Dr Susannah Maidment, a Senior Researcher in paleobiology on the Museum who labored with Angela, says, ‘I told Angela that I couldn’t discover the specimen, and so she went away and about three hours later she had it.
‘She found it in a drawer with crocodile material. She must have had the specimen in her mind’s eye from when she had beforehand regarded via that drawer. This paper wouldn’t have been doable with out her.
‘Angela was really important in the Museum for many years, she was not only the premier dinosaur researcher but also in a senior administrative position as Deputy Keeper of Palaeontology when women didn’t usually occupy such roles within the Museum, so for me as a pupil it was actually vital.
‘She really inspired me and was incredibly helpful when I joined the Museum. She went out of her way to show me the ropes, and that goes for me and so many others, including three of the authors of this paper.’

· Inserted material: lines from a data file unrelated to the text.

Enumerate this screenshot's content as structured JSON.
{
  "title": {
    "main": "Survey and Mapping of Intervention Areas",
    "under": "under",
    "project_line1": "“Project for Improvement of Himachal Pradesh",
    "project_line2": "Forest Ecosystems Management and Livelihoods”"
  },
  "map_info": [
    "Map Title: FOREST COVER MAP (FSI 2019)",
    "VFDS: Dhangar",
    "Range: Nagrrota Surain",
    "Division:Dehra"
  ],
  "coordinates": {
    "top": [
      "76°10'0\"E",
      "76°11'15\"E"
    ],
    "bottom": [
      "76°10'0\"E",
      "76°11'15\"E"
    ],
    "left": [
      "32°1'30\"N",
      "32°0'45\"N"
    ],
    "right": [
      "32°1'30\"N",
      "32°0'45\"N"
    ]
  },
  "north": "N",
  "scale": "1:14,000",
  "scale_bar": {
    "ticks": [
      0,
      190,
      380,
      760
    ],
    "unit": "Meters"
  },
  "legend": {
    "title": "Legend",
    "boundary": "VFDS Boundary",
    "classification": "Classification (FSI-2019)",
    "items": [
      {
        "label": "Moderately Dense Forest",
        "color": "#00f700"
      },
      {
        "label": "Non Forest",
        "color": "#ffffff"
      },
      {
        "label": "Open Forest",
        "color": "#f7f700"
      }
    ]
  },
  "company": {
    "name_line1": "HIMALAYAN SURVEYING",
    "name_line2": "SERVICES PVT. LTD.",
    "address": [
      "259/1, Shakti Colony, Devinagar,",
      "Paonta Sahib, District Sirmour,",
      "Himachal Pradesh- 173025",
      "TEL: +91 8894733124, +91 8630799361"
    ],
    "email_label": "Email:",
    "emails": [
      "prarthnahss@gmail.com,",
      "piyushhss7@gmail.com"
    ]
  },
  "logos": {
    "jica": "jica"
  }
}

The discovery of this new species might additionally present proof for potential island dwarfism amongst species within the space, however this isn’t at the moment conclusive.
‘The area where these specimens were found was most likely an island during the time period in which it lived,’ explains Dr Spiekman. ‘Species which reside on islands usually are inclined to change into smaller than these on the mainland in a phenomenon referred to as island dwarfism.
‘Because the fossil reptiles from this space, together with Pendraig, are all fairly small-sized, we used statistical analyses to research whether or not Pendraig might need been an insular dwarf. The outcomes point out that Pendraig is certainly small, even for a theropod of that point interval, however not uniquely so.
‘Furthermore, primarily based on a number of characters on the bones, we had been capable of decide that, though the specimens of Pendraig weren’t very younger, they had been additionally seemingly not absolutely grown. So Pendraig might need gotten considerably greater than the specimens we’ve up to now, which limits our potential to carry out dependable physique dimension analyses.
‘With this in mind, we need more evidence from more species to investigate the potential for island dwarfism in this area during that time, but if we could prove it, it would be the earliest known occurrence of this evolutionary phenomenon.’
Richard Butler, co-author on the paper and Professor of Palaeobiology on the University of Birmingham, mentioned: ‘Dinosaur discoveries are really rare in Wales, and this is only the third dinosaur species known from the country. It’s very thrilling to study extra in regards to the dinosaurs that lived right here within the UK in the course of the Triassic, proper on the daybreak of dinosaur evolution.’